We found that after 4 wk of treatment it was found that the SSA and VDS score results of patients in the three groups were significantly improved compared to the previous ones, and the differences between the three groups were found to be statistically significant by comparison between the groups for the following reasons: although traditional swallowing training can also help patients to improve swallowing function, it is ineffective and cannot effectively correct abnormalities in the synergistic contraction of the pharyngeal muscles, resulting in a low efficiency of rehabilitation treatment[36]. In contrast, EMGBF is used to provide feedback signals through visual or auditory pathways by collecting EMG signals during voluntary muscle contraction activity so that patients can understand the changes in muscle function[37]. Visual or auditory combines physiological treatment and psychological interventions to facilitate feedback training of the patient's laryngeal muscles, stimulating damaged nerves and restoring normal muscle contraction function[38]. In addition, EMG feedback is a repetitive stimulus based on the cerebral cortex during voluntary muscle contraction activity, and after repetitive drive, the stimulus forms a conditioned reflex that contributes to the reorganization of brain function to form an effective swallowing reflex pathway[39]. In addition to this, the EMG response can fully mobilize the patient's initiative and increase the patient's confidence in recovery[40].
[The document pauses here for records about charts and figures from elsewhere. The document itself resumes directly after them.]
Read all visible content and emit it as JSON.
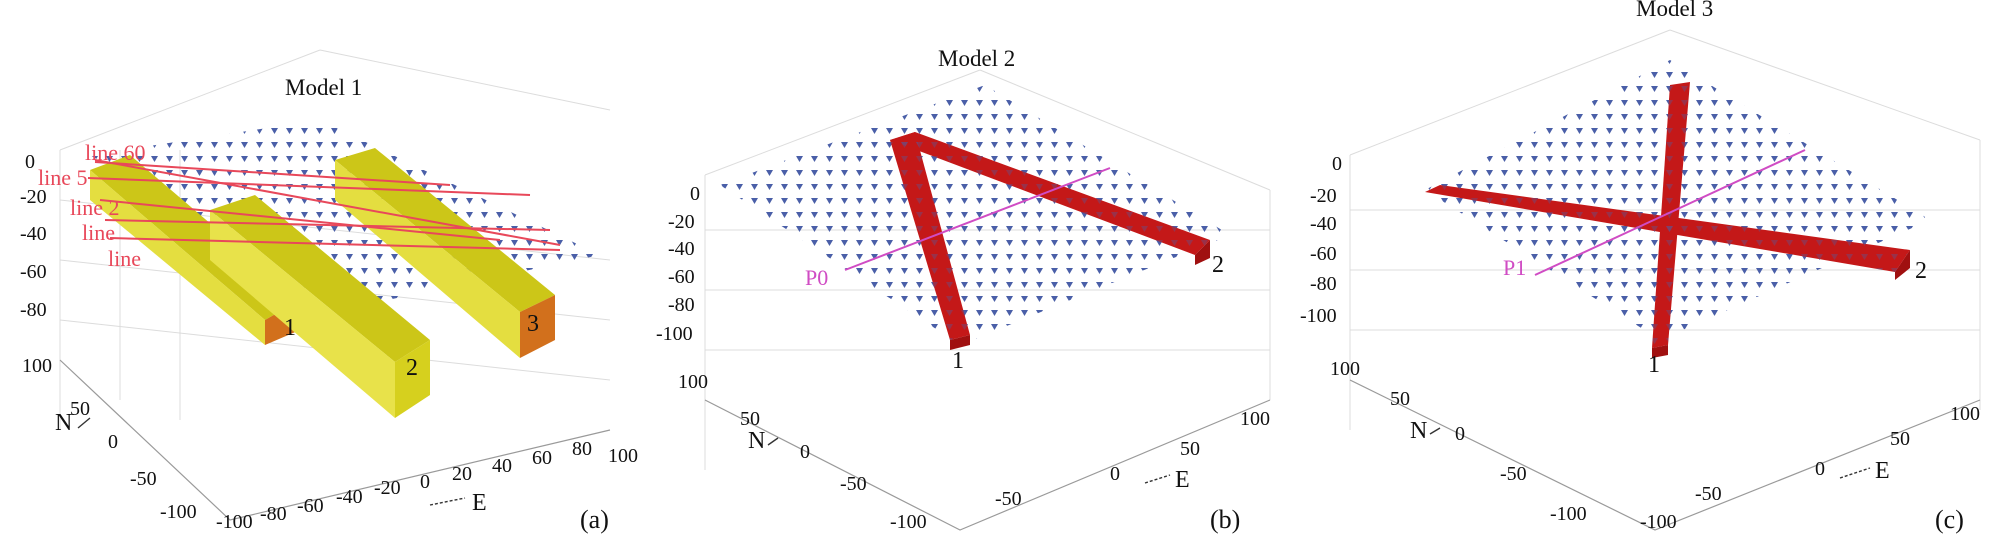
{
  "panels": [
    {
      "title": "Model 1",
      "caption": "(a)",
      "z_ticks": [
        "0",
        "-20",
        "-40",
        "-60",
        "-80"
      ],
      "n_ticks": [
        "100",
        "50",
        "0",
        "-50",
        "-100"
      ],
      "e_ticks": [
        "-100",
        "-80",
        "-60",
        "-40",
        "-20",
        "0",
        "20",
        "40",
        "60",
        "80",
        "100"
      ],
      "n_axis_label": "N",
      "e_axis_label": "E",
      "line_labels": [
        "line 60",
        "line 5",
        "line 2",
        "line",
        "line"
      ],
      "body_labels": [
        "1",
        "2",
        "3"
      ]
    },
    {
      "title": "Model 2",
      "caption": "(b)",
      "z_ticks": [
        "0",
        "-20",
        "-40",
        "-60",
        "-80",
        "-100"
      ],
      "n_ticks": [
        "100",
        "50",
        "0",
        "-50",
        "-100"
      ],
      "e_ticks": [
        "-50",
        "0",
        "50",
        "100"
      ],
      "n_axis_label": "N",
      "e_axis_label": "E",
      "point_label": "P0",
      "body_labels": [
        "1",
        "2"
      ]
    },
    {
      "title": "Model 3",
      "caption": "(c)",
      "z_ticks": [
        "0",
        "-20",
        "-40",
        "-60",
        "-80",
        "-100"
      ],
      "n_ticks": [
        "100",
        "50",
        "0",
        "-50",
        "-100"
      ],
      "e_ticks": [
        "-100",
        "-50",
        "0",
        "50",
        "100"
      ],
      "n_axis_label": "N",
      "e_axis_label": "E",
      "point_label": "P1",
      "body_labels": [
        "1",
        "2"
      ]
    }
  ],
  "colors": {
    "station_marker": "#4a5fa8",
    "body_yellow": "#d8d21c",
    "body_orange": "#d2701c",
    "body_red": "#c41818",
    "profile_line_red": "#e8485a",
    "profile_line_magenta": "#d04cc4"
  }
}
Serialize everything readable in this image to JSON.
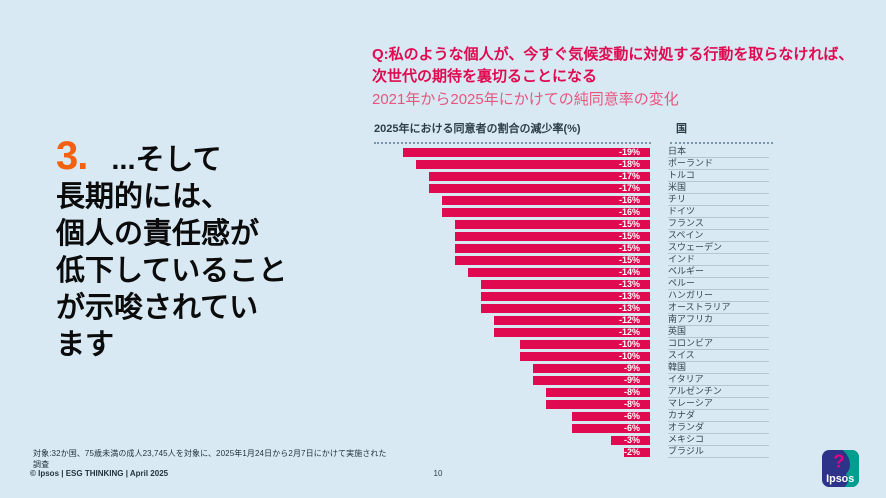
{
  "slide": {
    "background": "#D8E9F4",
    "page_number": "10",
    "copyright": "© Ipsos | ESG THINKING | April 2025",
    "footnote": "対象:32か国、75歳未満の成人23,745人を対象に、2025年1月24日から2月7日にかけて実施された調査",
    "logo_text": "Ipsos"
  },
  "left_panel": {
    "number": "3.",
    "number_color": "#F4610E",
    "headline": "...そして\n長期的には、\n個人の責任感が\n低下していること\nが示唆されてい\nます"
  },
  "chart_data": {
    "type": "bar",
    "orientation": "horizontal",
    "title": "Q:私のような個人が、今すぐ気候変動に対処する行動を取らなければ、\n次世代の期待を裏切ることになる",
    "subtitle": "2021年から2025年にかけての純同意率の変化",
    "col_header_left": "2025年における同意者の割合の減少率(%)",
    "col_header_right": "国",
    "categories": [
      "日本",
      "ポーランド",
      "トルコ",
      "米国",
      "チリ",
      "ドイツ",
      "フランス",
      "スペイン",
      "スウェーデン",
      "インド",
      "ベルギー",
      "ペルー",
      "ハンガリー",
      "オーストラリア",
      "南アフリカ",
      "英国",
      "コロンビア",
      "スイス",
      "韓国",
      "イタリア",
      "アルゼンチン",
      "マレーシア",
      "カナダ",
      "オランダ",
      "メキシコ",
      "ブラジル"
    ],
    "values": [
      -19,
      -18,
      -17,
      -17,
      -16,
      -16,
      -15,
      -15,
      -15,
      -15,
      -14,
      -13,
      -13,
      -13,
      -12,
      -12,
      -10,
      -10,
      -9,
      -9,
      -8,
      -8,
      -6,
      -6,
      -3,
      -2
    ],
    "value_suffix": "%",
    "xlim": [
      -20,
      0
    ],
    "bars_right_aligned": true,
    "grid": false,
    "legend": "none",
    "bar_color": "#E00A50",
    "title_color": "#E00A50",
    "subtitle_color": "#E8567F"
  },
  "logo_colors": {
    "navy": "#2D3389",
    "teal": "#009E8E",
    "magenta": "#E6007E"
  }
}
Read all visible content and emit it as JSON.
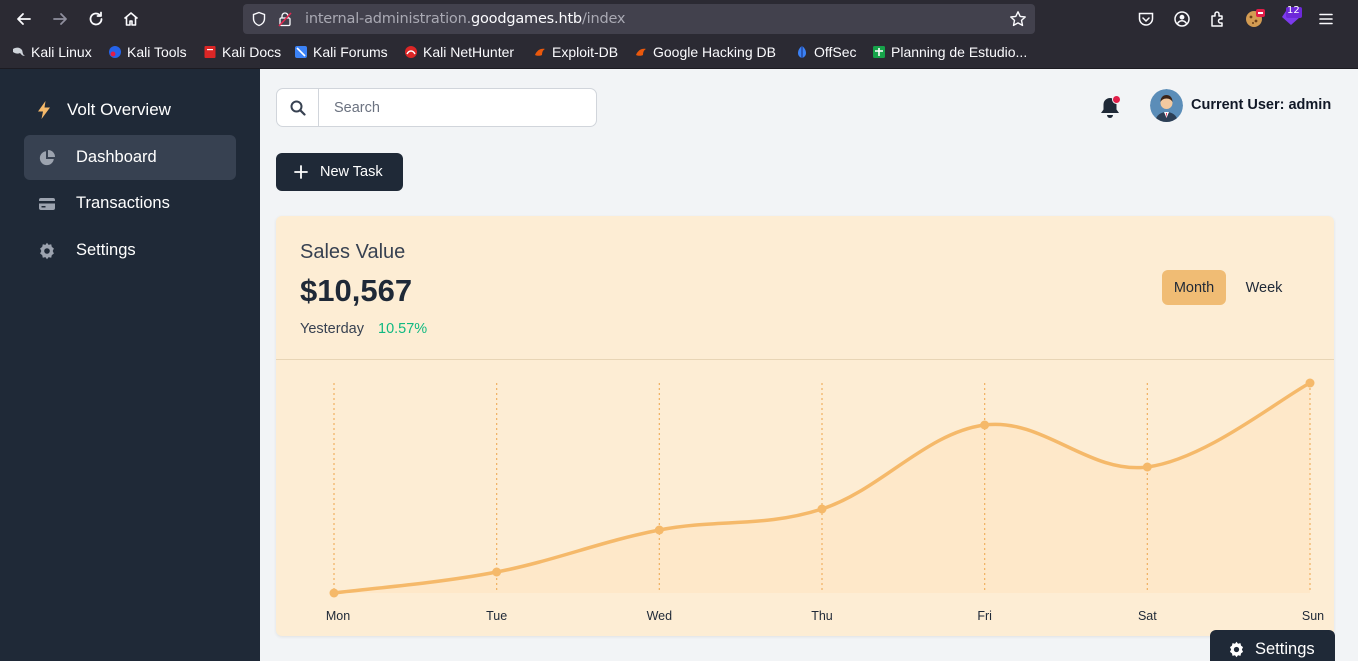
{
  "browser": {
    "url_prefix": "internal-administration.",
    "url_host": "goodgames.htb",
    "url_path": "/index",
    "extension_badge": "12",
    "bookmarks": [
      "Kali Linux",
      "Kali Tools",
      "Kali Docs",
      "Kali Forums",
      "Kali NetHunter",
      "Exploit-DB",
      "Google Hacking DB",
      "OffSec",
      "Planning de Estudio..."
    ]
  },
  "sidebar": {
    "brand": "Volt Overview",
    "items": [
      {
        "label": "Dashboard",
        "icon": "pie-chart-icon",
        "active": true
      },
      {
        "label": "Transactions",
        "icon": "credit-card-icon",
        "active": false
      },
      {
        "label": "Settings",
        "icon": "gear-icon",
        "active": false
      }
    ]
  },
  "header": {
    "search_placeholder": "Search",
    "user_label": "Current User: admin"
  },
  "actions": {
    "new_task_label": "New Task"
  },
  "sales_card": {
    "title": "Sales Value",
    "value": "$10,567",
    "period_label": "Yesterday",
    "change": "10.57%",
    "toggle_month": "Month",
    "toggle_week": "Week"
  },
  "chart_data": {
    "type": "area",
    "categories": [
      "Mon",
      "Tue",
      "Wed",
      "Thu",
      "Fri",
      "Sat",
      "Sun"
    ],
    "series": [
      {
        "values": [
          0,
          10,
          30,
          40,
          80,
          60,
          100
        ]
      }
    ],
    "ylim": [
      0,
      100
    ],
    "grid": "vertical dotted",
    "colors": {
      "line": "#f5b96a",
      "fill": "#fde6c4",
      "grid": "#f0b060"
    }
  },
  "floating": {
    "settings_label": "Settings"
  },
  "colors": {
    "sidebar_bg": "#1f2937",
    "card_bg": "#fdedd4",
    "accent": "#f0bc74",
    "positive": "#10b981",
    "notification": "#e11d48"
  }
}
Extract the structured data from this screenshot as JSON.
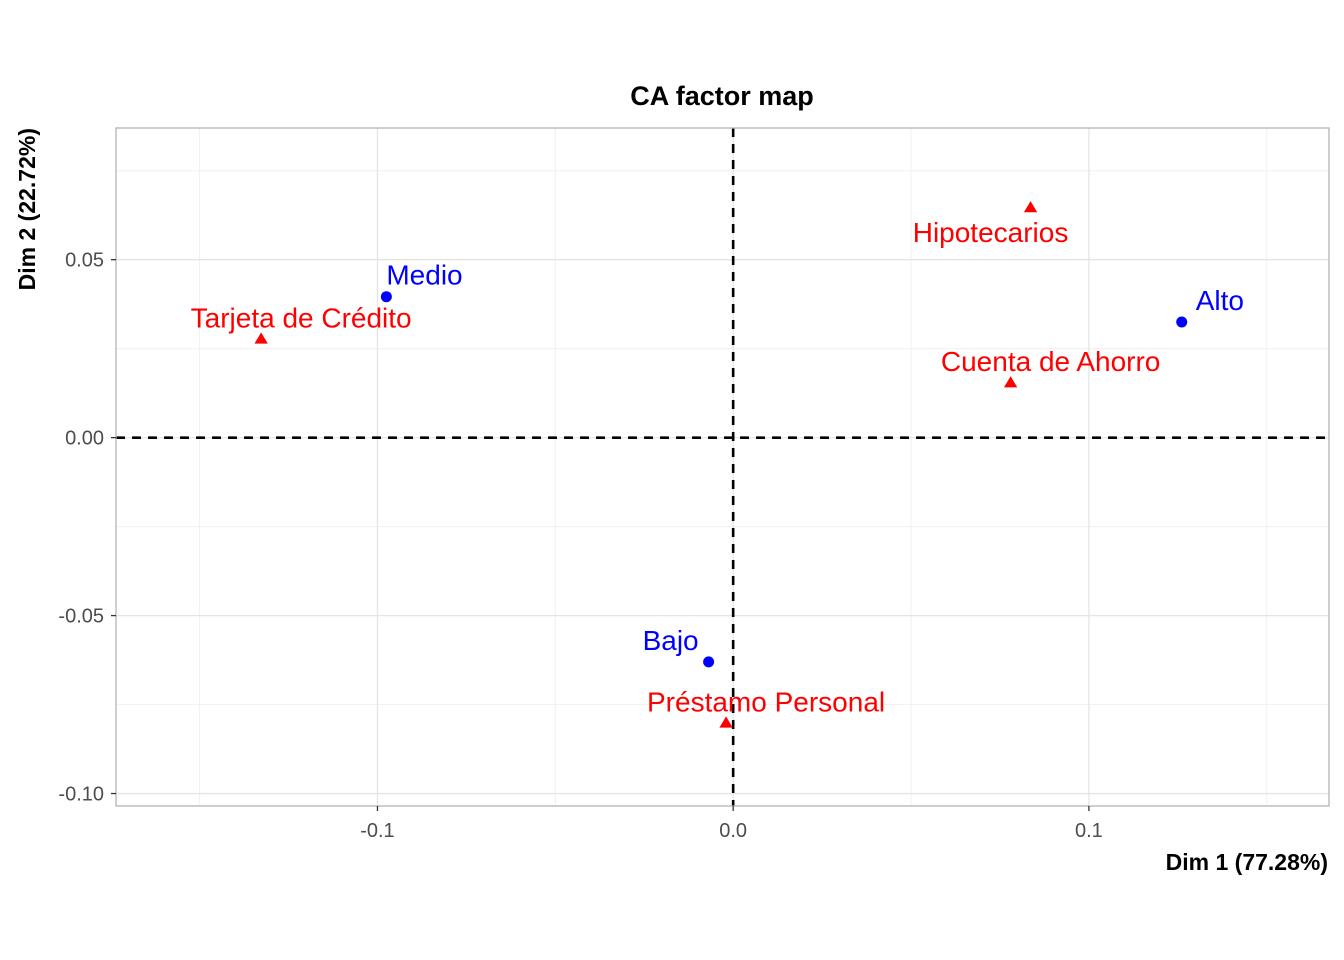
{
  "chart_data": {
    "type": "scatter",
    "title": "CA factor map",
    "xlabel": "Dim 1 (77.28%)",
    "ylabel": "Dim 2 (22.72%)",
    "xlim": [
      -0.1735,
      0.1675
    ],
    "ylim": [
      -0.1035,
      0.087
    ],
    "x_ticks": [
      -0.1,
      0.0,
      0.1
    ],
    "x_tick_labels": [
      "-0.1",
      "0.0",
      "0.1"
    ],
    "y_ticks": [
      -0.1,
      -0.05,
      0.0,
      0.05
    ],
    "y_tick_labels": [
      "-0.10",
      "-0.05",
      "0.00",
      "0.05"
    ],
    "grid": true,
    "reference_lines": {
      "x": 0,
      "y": 0,
      "style": "dashed"
    },
    "series": [
      {
        "name": "rows",
        "marker": "circle",
        "color": "#0000FF",
        "points": [
          {
            "label": "Medio",
            "x": -0.0975,
            "y": 0.0396
          },
          {
            "label": "Alto",
            "x": 0.1261,
            "y": 0.0325
          },
          {
            "label": "Bajo",
            "x": -0.0069,
            "y": -0.063
          }
        ]
      },
      {
        "name": "columns",
        "marker": "triangle",
        "color": "#FF0000",
        "points": [
          {
            "label": "Tarjeta de Crédito",
            "x": -0.1327,
            "y": 0.0276
          },
          {
            "label": "Hipotecarios",
            "x": 0.0836,
            "y": 0.0645
          },
          {
            "label": "Cuenta de Ahorro",
            "x": 0.078,
            "y": 0.0153
          },
          {
            "label": "Préstamo Personal",
            "x": -0.002,
            "y": -0.0803
          }
        ]
      }
    ]
  }
}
There are still many shortcomings in our study, for example, the number of observed cases is small; the short duration of the experiment does not allow for long-term follow-up of patients; VFSS requires dynamic observation under X-rays, and patients are exposed to X-rays for a long time, and the experiment did not follow up on the long-term effects of X-rays on patients. Finally, the experimental subjects were not strictly distinguished between true and false bulbar palsy, and it could not be ruled out whether the improvement of swallowing function had some correlation with their own recovery. In conclusion, myoelectric biofeedback reinforcement training is superior to conventional swallowing training and myoelectric biofeedback training in improving swallowing function and increasing the motor rate of the hyoid-bone laryngeal complex in patients with swallowing disorders, and its therapeutic effect is significant and worthy of clinical adoption and promotion.

CONCLUSION

EMGBF training is more effective than traditional swallowing training in improving swallowing function and the movement rate of the hyoid laryngeal complex in patients with post-stroke dysphagia.